8. Let’s look at all the call stack from all the threads, i will only show the interesting thread for brevity

0:000> ~*e!clrstack

OS Thread Id: 0x12c4 (2)
ESP       EIP
02cffbc8 7c90e4f4 [NDirectMethodFrameStandalone: 02cffbc8] System.Data.SqlServerCe.NativeMethods.CloseStore(IntPtr)
02cffbd8 085dbbf6 System.Data.SqlServerCe.SqlCeConnection.ReleaseNativeInterfaces()
02cffbe4 085db597 System.Data.SqlServerCe.SqlCeConnection.Close(Boolean)
02cffbf0 085dbcdf System.Data.SqlServerCe.SqlCeConnection.Close()
02cffbfc 085d80b3 System.Data.SqlServerCe.SqlCeDataReader.Dispose(Boolean)
02cffc18 085d7f25 System.Data.SqlServerCe.SqlCeDataReader.Finalize()

I see that finalizer thread is disposing the SqlCeConnection object.

9. How many connection object do we have on managed heap?

0:000> !dumpheap -type System.Data.SqlServerCe.SqlCeConnection
Address       MT     Size
0347ac10 085f2de4       96
035bf8c8 085f2de4       96
total 2 objects
Statistics:
MT    Count    TotalSize Class Name
085f2de4        2          192 System.Data.SqlServerCe.SqlCeConnection
Total 2 objects

so hey, we have 2 SqlCeConnection objects on managed heap one of them is getting finalized so nothing to worry.

How about we look at the connection object address on exeption thread and finalizer thread.

0:000> ~2e!clrstack -p
OS Thread Id: 0x12c4 (2)
ESP       EIP
02cffbc8 7c90e4f4 [NDirectMethodFrameStandalone: 02cffbc8] System.Data.SqlServerCe.NativeMethods.CloseStore(IntPtr)
02cffbd8 085dbbf6 System.Data.SqlServerCe.SqlCeConnection.ReleaseNativeInterfaces()
PARAMETERS:
this = 0x0347ac10

dump the command object from thread executing resultset

0:000> !do 0×03805988
Name: System.Data.SqlServerCe.SqlCeCommand
MethodTable: 085f3194
EEClass: 0857561c
Size: 120(0×78) bytes
(C:\WINDOWS\assembly\GAC_MSIL\System.Data.SqlServerCe\3.5.1.0__89845dcd8080cc91\System.Data.SqlServerCe.dll)
Fields:
MT    Field   Offset                 Type VT     Attr    Value Name
085f2de4  40000f6       28 …e.SqlCeConnection  0 instance 0347ac10 connection

Guess what, ExecuteResultSet is using the same connection object as the one getting finalized. Now, everything is making sense and of course you are going to get the memory access violation when sql ce is in middle of executing your query in native library. But, why is this connection object getting disposed?

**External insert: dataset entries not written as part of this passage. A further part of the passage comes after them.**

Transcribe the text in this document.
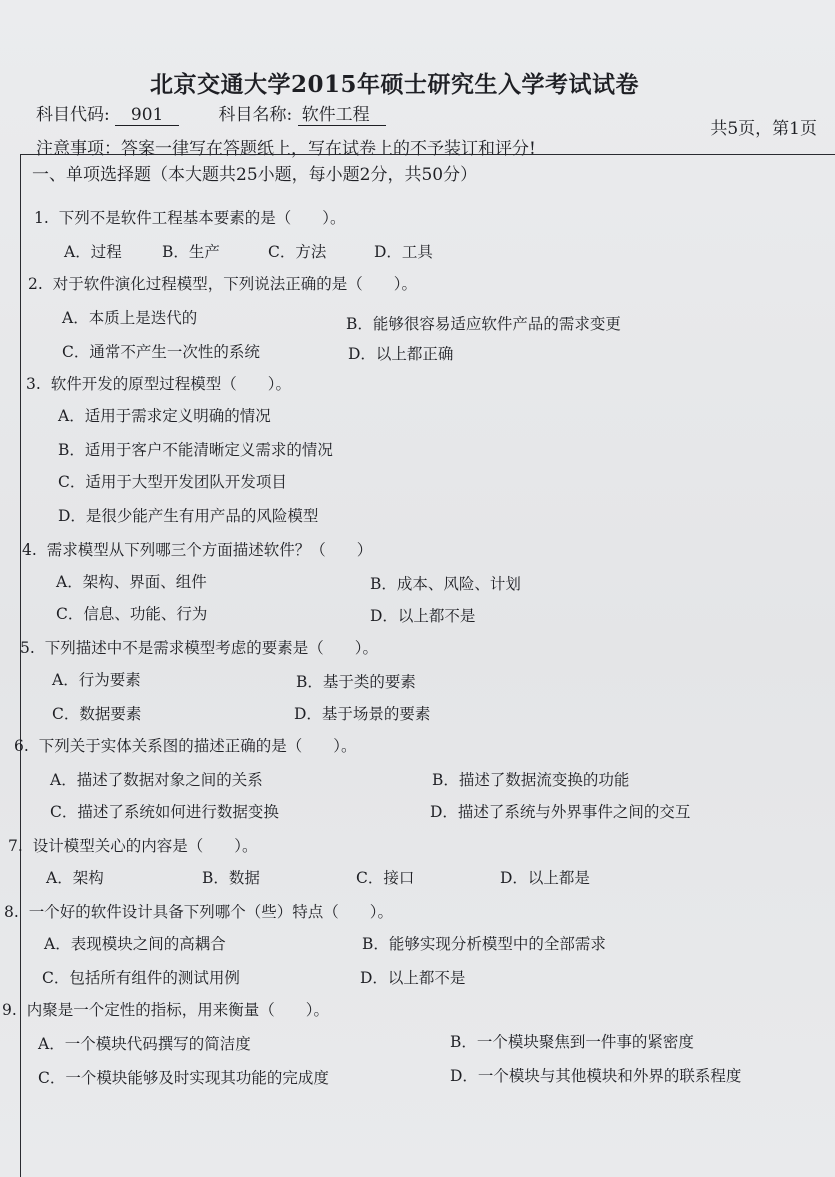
北京交通大学2015年硕士研究生入学考试试卷
科目代码: 901	科目名称: 软件工程
共5页，第1页
注意事项：答案一律写在答题纸上，写在试卷上的不予装订和评分!
一、单项选择题（本大题共25小题，每小题2分，共50分）
1. 下列不是软件工程基本要素的是（　　）。
A．过程	B．生产	C．方法	D．工具
2. 对于软件演化过程模型，下列说法正确的是（　　）。
A．本质上是迭代的	B．能够很容易适应软件产品的需求变更
C．通常不产生一次性的系统	D．以上都正确
3. 软件开发的原型过程模型（　　）。
A．适用于需求定义明确的情况
B．适用于客户不能清晰定义需求的情况
C．适用于大型开发团队开发项目
D．是很少能产生有用产品的风险模型
4. 需求模型从下列哪三个方面描述软件？（　　）
A．架构、界面、组件	B．成本、风险、计划
C．信息、功能、行为	D．以上都不是
5. 下列描述中不是需求模型考虑的要素是（　　）。
A．行为要素	B．基于类的要素
C．数据要素	D．基于场景的要素
6. 下列关于实体关系图的描述正确的是（　　）。
A．描述了数据对象之间的关系	B．描述了数据流变换的功能
C．描述了系统如何进行数据变换	D．描述了系统与外界事件之间的交互
7. 设计模型关心的内容是（　　）。
A．架构	B．数据	C．接口	D．以上都是
8. 一个好的软件设计具备下列哪个（些）特点（　　）。
A．表现模块之间的高耦合	B．能够实现分析模型中的全部需求
C．包括所有组件的测试用例	D．以上都不是
9. 内聚是一个定性的指标，用来衡量（　　）。
A．一个模块代码撰写的简洁度	B．一个模块聚焦到一件事的紧密度
C．一个模块能够及时实现其功能的完成度	D．一个模块与其他模块和外界的联系程度
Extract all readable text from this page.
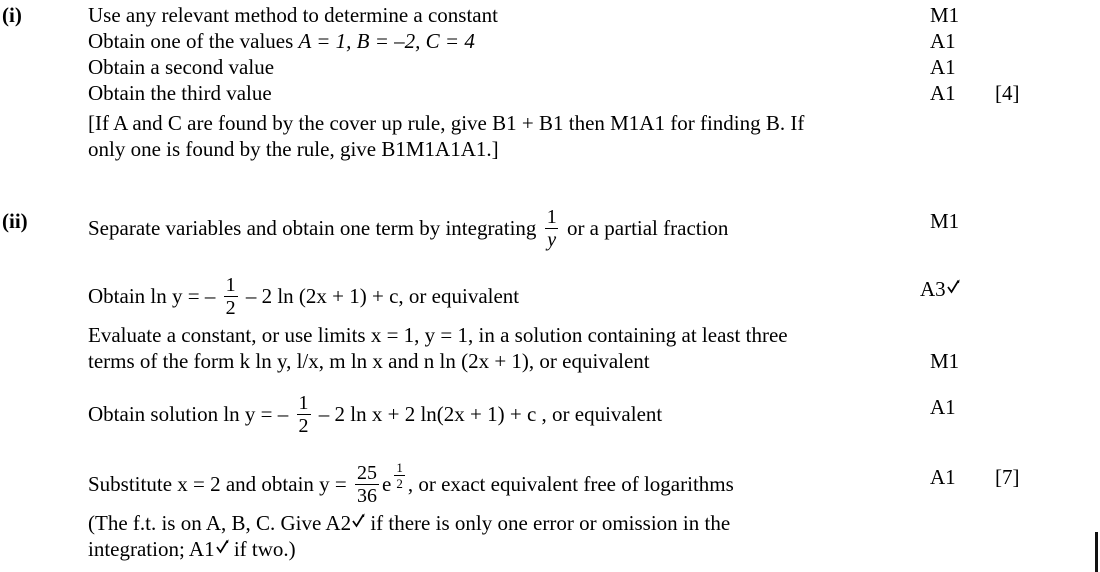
(i)	Use any relevant method to determine a constant	M1
Obtain one of the values A = 1, B = –2, C = 4	A1
Obtain a second value	A1
Obtain the third value	A1 [4]
[If A and C are found by the cover up rule, give B1 + B1 then M1A1 for finding B. If
only one is found by the rule, give B1M1A1A1.]
(ii)	Separate variables and obtain one term by integrating $\frac{1}{y}$ or a partial fraction	M1
Obtain ln y = – $\frac{1}{2} - 2$ ln (2x + 1) + c, or equivalent	A3
Evaluate a constant, or use limits x = 1, y = 1, in a solution containing at least three
terms of the form k ln y, l/x, m ln x and n ln (2x + 1), or equivalent	M1
Obtain solution ln y = – $\frac{1}{2} - 2$ ln x + 2 ln(2x + 1) + c , or equivalent	A1
Substitute x = 2 and obtain $y = \frac{25}{36}$ e $\frac{1}{2}$ , or exact equivalent free of logarithms	A1 [7]
(The f.t. is on A, B, C. Give A2 if there is only one error or omission in the
integration; A1 if two.)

10. find the module name from exception thread

0:000> lmv m MyApp_SqlCe*
start    end        module name
06e10000 0700c000   MyApp_SqlCe   (deferred)

11. Save the module and browse using reflector

0:000> !savemodule 06e10000 c:\temp\myappsqlce.dll
3 sections in file
section 0 – VA=2000, VASize=1f5794, FileAddr=1000, FileSize=1f6000
section 1 – VA=1f8000, VASize=3c0, FileAddr=1f7000, FileSize=1000
section 2 – VA=1fa000, VASize=c, FileAddr=1f8000, FileSize=1000

12. The culprit

SqlCeDataReader reader = command.ExecuteReader(CommandBehavior.CloseConnection);
Basically, at some point before calling ExecuteResultSet, the above line was getting executed on the same connection object with CommandBehavior = CloseConnection. This was disposing the connection object that’s why depending on memory pressure and finalizer queue, memory access violation was thrown randomly.

You may get disposed exception or other managed exception but in this case the timing was such that connection object always ended up in getting finalized while query is getting executed in native sql ce dll.